Jambi, AP – Kantor Perwakilan Bank Indonesia (BI) Provinsi Jambi merekomendasikan kepada pemerintah setempat agar mendorong industri makanan untuk menggunakan cabai olahan.
“Itu salah satu cara kita untuk mengurangi permintaan cabai segar khususnya bagi industri,” kata Asisten Manager Unit Asesmen Ekonomi dan Keuangan pada BI Jambi Galih Riyandi, Minggu (23/10).
Menurut dia, saat ini konsumsi cabai di Jambi sebagian besar atau 50 persennya masuk konsumsi pasar industri yang kemudian disusul oleh konsumsi rumah tangga sehingga konsumsi cabai segar bagi industri perlu dikurangi.
“Cabai olahan kekurangannya memang tidak besar, dari segi harga pun cabai olahan lebih kompetitif,” katanya.

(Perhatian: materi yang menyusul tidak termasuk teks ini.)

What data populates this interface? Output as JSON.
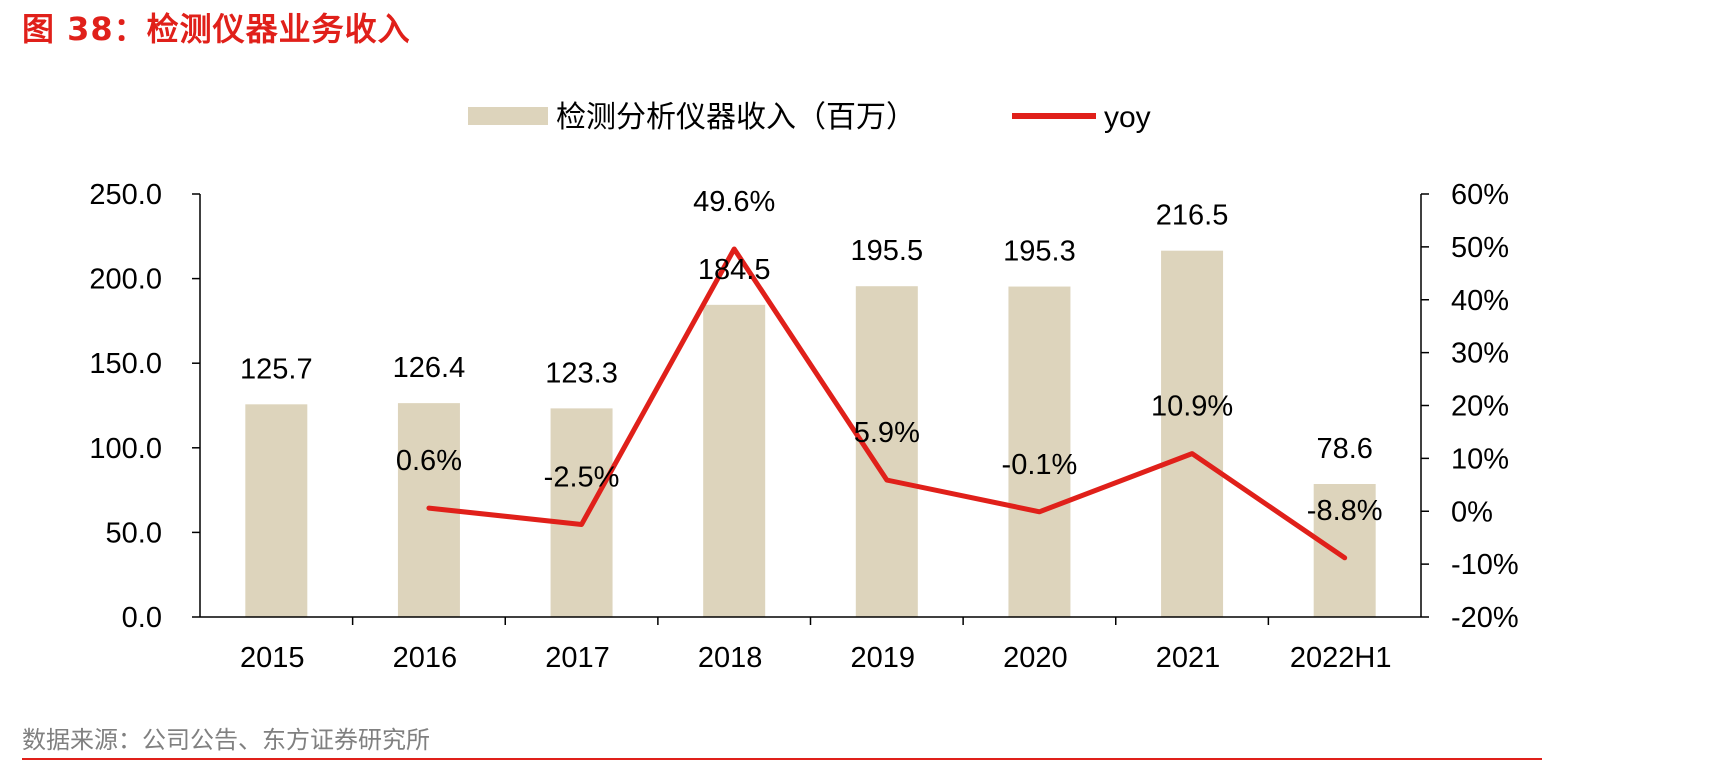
{
  "figure": {
    "title": "图 38：检测仪器业务收入",
    "source": "数据来源：公司公告、东方证券研究所"
  },
  "colors": {
    "title": "#e0201a",
    "bar": "#ddd4bc",
    "line": "#e0201a",
    "axis": "#000000",
    "source": "#808080"
  },
  "chart_data": {
    "type": "bar",
    "categories": [
      "2015",
      "2016",
      "2017",
      "2018",
      "2019",
      "2020",
      "2021",
      "2022H1"
    ],
    "series": [
      {
        "name": "检测分析仪器收入（百万）",
        "type": "bar",
        "axis": "left",
        "values": [
          125.7,
          126.4,
          123.3,
          184.5,
          195.5,
          195.3,
          216.5,
          78.6
        ],
        "labels": [
          "125.7",
          "126.4",
          "123.3",
          "184.5",
          "195.5",
          "195.3",
          "216.5",
          "78.6"
        ]
      },
      {
        "name": "yoy",
        "type": "line",
        "axis": "right",
        "values": [
          null,
          0.6,
          -2.5,
          49.6,
          5.9,
          -0.1,
          10.9,
          -8.8
        ],
        "labels": [
          "",
          "0.6%",
          "-2.5%",
          "49.6%",
          "5.9%",
          "-0.1%",
          "10.9%",
          "-8.8%"
        ]
      }
    ],
    "left_axis": {
      "ylim": [
        0,
        250
      ],
      "ticks": [
        0,
        50,
        100,
        150,
        200,
        250
      ],
      "tick_labels": [
        "0.0",
        "50.0",
        "100.0",
        "150.0",
        "200.0",
        "250.0"
      ]
    },
    "right_axis": {
      "ylim": [
        -20,
        60
      ],
      "ticks": [
        -20,
        -10,
        0,
        10,
        20,
        30,
        40,
        50,
        60
      ],
      "tick_labels": [
        "-20%",
        "-10%",
        "0%",
        "10%",
        "20%",
        "30%",
        "40%",
        "50%",
        "60%"
      ]
    },
    "legend_position": "top-center",
    "grid": false
  }
}
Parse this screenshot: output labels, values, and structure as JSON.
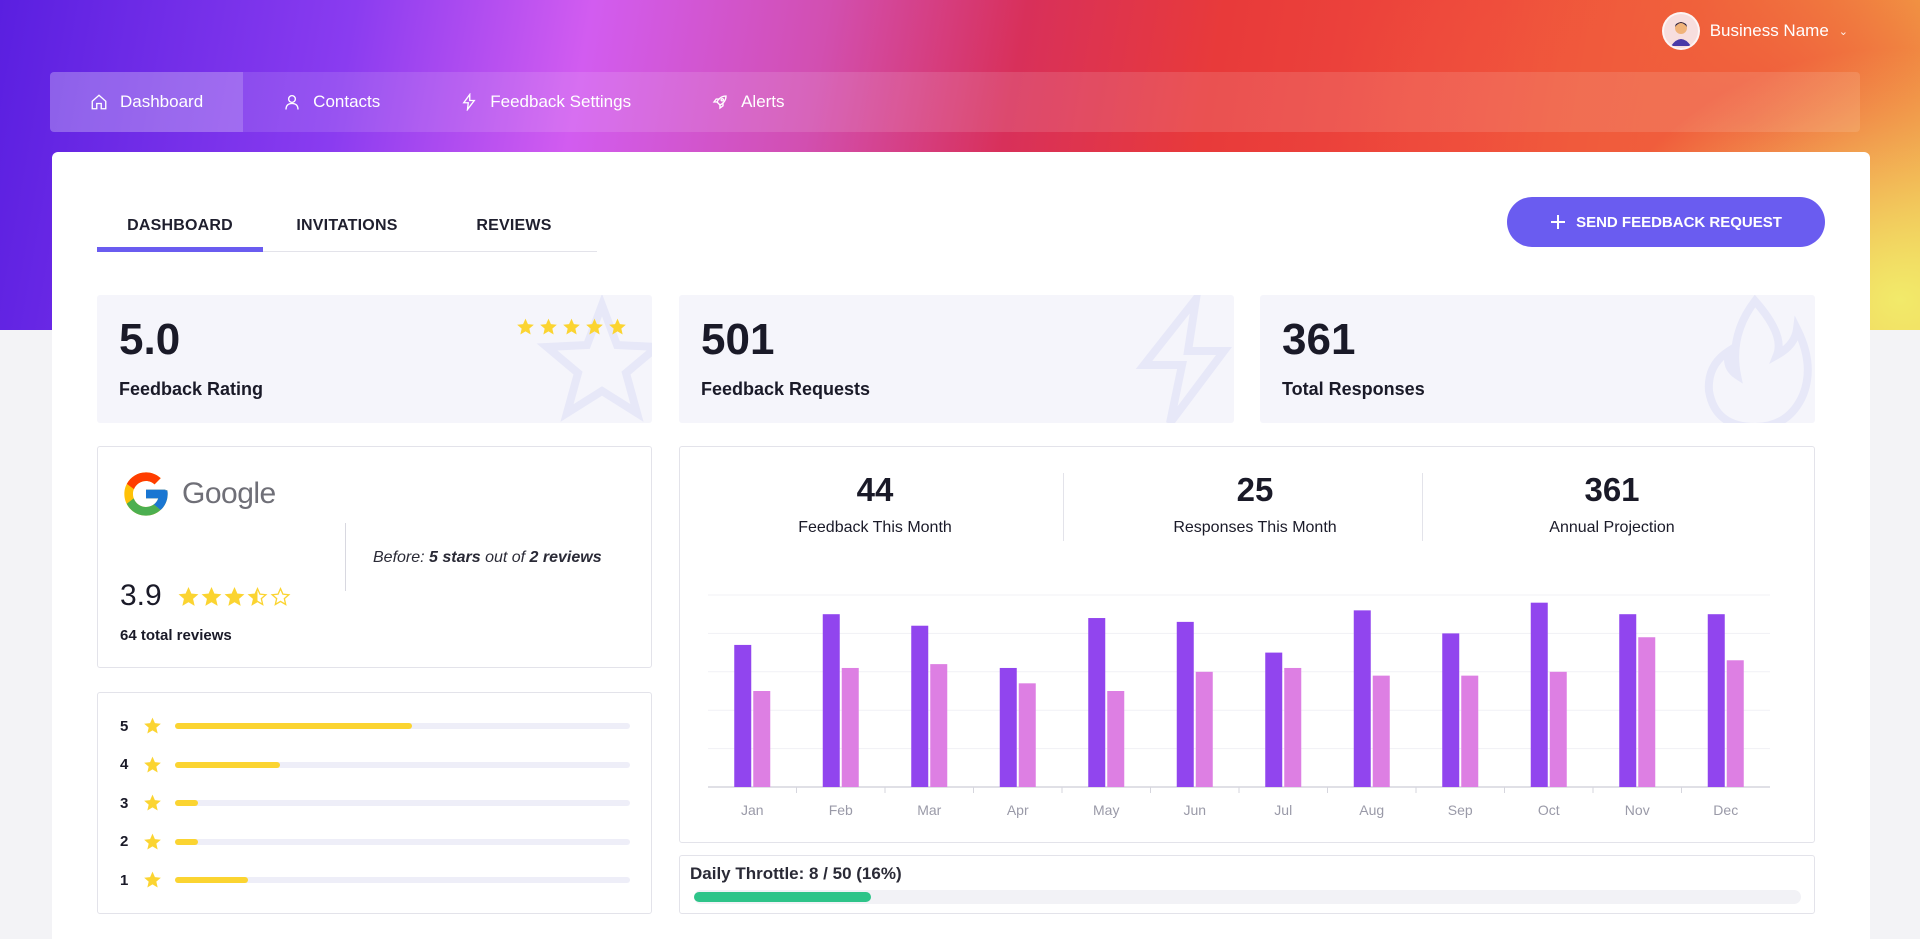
{
  "header": {
    "business_name": "Business Name",
    "avatar_icon": "user-avatar"
  },
  "nav": {
    "items": [
      {
        "label": "Dashboard",
        "icon": "home-icon"
      },
      {
        "label": "Contacts",
        "icon": "user-icon"
      },
      {
        "label": "Feedback Settings",
        "icon": "lightning-icon"
      },
      {
        "label": "Alerts",
        "icon": "rocket-icon"
      }
    ],
    "active": "Dashboard"
  },
  "tabs": [
    "DASHBOARD",
    "INVITATIONS",
    "REVIEWS"
  ],
  "send_button": "SEND FEEDBACK REQUEST",
  "stats": [
    {
      "value": "5.0",
      "label": "Feedback Rating"
    },
    {
      "value": "501",
      "label": "Feedback Requests"
    },
    {
      "value": "361",
      "label": "Total Responses"
    }
  ],
  "google": {
    "brand": "Google",
    "rating": "3.9",
    "stars": 3.5,
    "total": "64 total reviews",
    "before_prefix": "Before: ",
    "before_stars": "5 stars",
    "before_mid": " out of ",
    "before_reviews": "2 reviews"
  },
  "distribution": [
    {
      "star": "5",
      "fraction": 0.52
    },
    {
      "star": "4",
      "fraction": 0.23
    },
    {
      "star": "3",
      "fraction": 0.05
    },
    {
      "star": "2",
      "fraction": 0.05
    },
    {
      "star": "1",
      "fraction": 0.16
    }
  ],
  "metrics": [
    {
      "value": "44",
      "label": "Feedback This Month"
    },
    {
      "value": "25",
      "label": "Responses This Month"
    },
    {
      "value": "361",
      "label": "Annual Projection"
    }
  ],
  "throttle": {
    "label": "Daily Throttle: 8 / 50 (16%)",
    "fraction": 0.16
  },
  "colors": {
    "accent": "#6a5cf0",
    "series1": "#9145ee",
    "series2": "#dd7fe3",
    "star": "#fbd431",
    "throttle": "#2ec489"
  },
  "chart_data": {
    "type": "bar",
    "categories": [
      "Jan",
      "Feb",
      "Mar",
      "Apr",
      "May",
      "Jun",
      "Jul",
      "Aug",
      "Sep",
      "Oct",
      "Nov",
      "Dec"
    ],
    "series": [
      {
        "values": [
          74,
          90,
          84,
          62,
          88,
          86,
          70,
          92,
          80,
          96,
          90,
          90
        ]
      },
      {
        "values": [
          50,
          62,
          64,
          54,
          50,
          60,
          62,
          58,
          58,
          60,
          78,
          66
        ]
      }
    ],
    "ylim": [
      0,
      100
    ],
    "grid": true
  }
}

Apalagi saat ini harga cabai di sejumlah pasar tradisional di daerah Jambi mengalami peningkatan karena berkurangnya pasokan dari daerah penghasil.
Harga cabai segar di Jambi saat ini rata-rata mencapai Rp 50 ribu dan bahkan pernah menembus angka Rp70 ribu perkilogram. Menurut dia, berkurangnya pasokan cabai ke Jambi tersebut disebabkan karena para petani cabai di daerah penghasil saat ini masih memasuki masa tanam.

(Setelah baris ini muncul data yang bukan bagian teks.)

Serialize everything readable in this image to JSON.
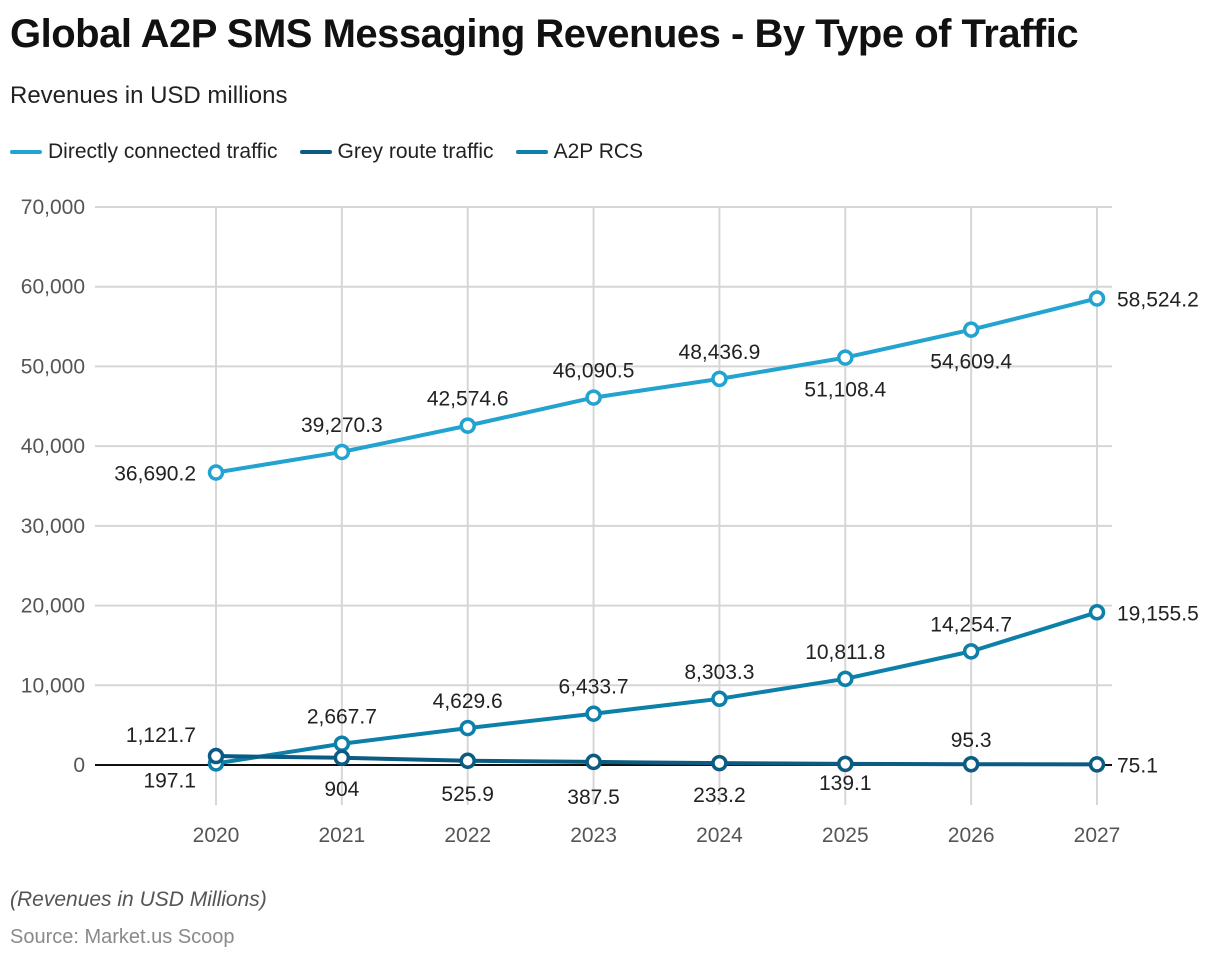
{
  "title": "Global A2P SMS Messaging Revenues - By Type of Traffic",
  "subtitle": "Revenues in USD millions",
  "note": "(Revenues in USD Millions)",
  "source": "Source: Market.us Scoop",
  "chart_data": {
    "type": "line",
    "title": "Global A2P SMS Messaging Revenues - By Type of Traffic",
    "subtitle": "Revenues in USD millions",
    "xlabel": "",
    "ylabel": "",
    "x": [
      "2020",
      "2021",
      "2022",
      "2023",
      "2024",
      "2025",
      "2026",
      "2027"
    ],
    "ylim": [
      0,
      70000
    ],
    "yticks": [
      0,
      10000,
      20000,
      30000,
      40000,
      50000,
      60000,
      70000
    ],
    "ytick_labels": [
      "0",
      "10,000",
      "20,000",
      "30,000",
      "40,000",
      "50,000",
      "60,000",
      "70,000"
    ],
    "grid": true,
    "legend_position": "top-left",
    "series": [
      {
        "name": "Directly connected traffic",
        "color": "#22a3d0",
        "values": [
          36690.2,
          39270.3,
          42574.6,
          46090.5,
          48436.9,
          51108.4,
          54609.4,
          58524.2
        ],
        "labels": [
          "36,690.2",
          "39,270.3",
          "42,574.6",
          "46,090.5",
          "48,436.9",
          "51,108.4",
          "54,609.4",
          "58,524.2"
        ]
      },
      {
        "name": "Grey route traffic",
        "color": "#0b5b82",
        "values": [
          1121.7,
          904,
          525.9,
          387.5,
          233.2,
          139.1,
          95.3,
          75.1
        ],
        "labels": [
          "1,121.7",
          "904",
          "525.9",
          "387.5",
          "233.2",
          "139.1",
          "95.3",
          "75.1"
        ]
      },
      {
        "name": "A2P RCS",
        "color": "#0c80a9",
        "values": [
          197.1,
          2667.7,
          4629.6,
          6433.7,
          8303.3,
          10811.8,
          14254.7,
          19155.5
        ],
        "labels": [
          "197.1",
          "2,667.7",
          "4,629.6",
          "6,433.7",
          "8,303.3",
          "10,811.8",
          "14,254.7",
          "19,155.5"
        ]
      }
    ]
  }
}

Dia mencontohkan, saat ini cabai yang masuk ke pasar tradisional terbesar di Jambi, yaitu Pasar Angsoduo hanya mencapai 20 ton perhari. Jumlah itu jauh menurun dibandingkan pada pasokan normal yang mencapai 40 ton perhari yang didistribusikan ke sejumlah daerah terdekat.
“Prediksi kamu sampai bulan November harga cabai di pasaran masih mahal,” katanya menjelaskan.
Dengan tingginya harga cabai di pasaran saat ini, BI memprediksi cabai akan menjadi salah satu komoditas yang menyumbang nilai inflasi paling tinggi.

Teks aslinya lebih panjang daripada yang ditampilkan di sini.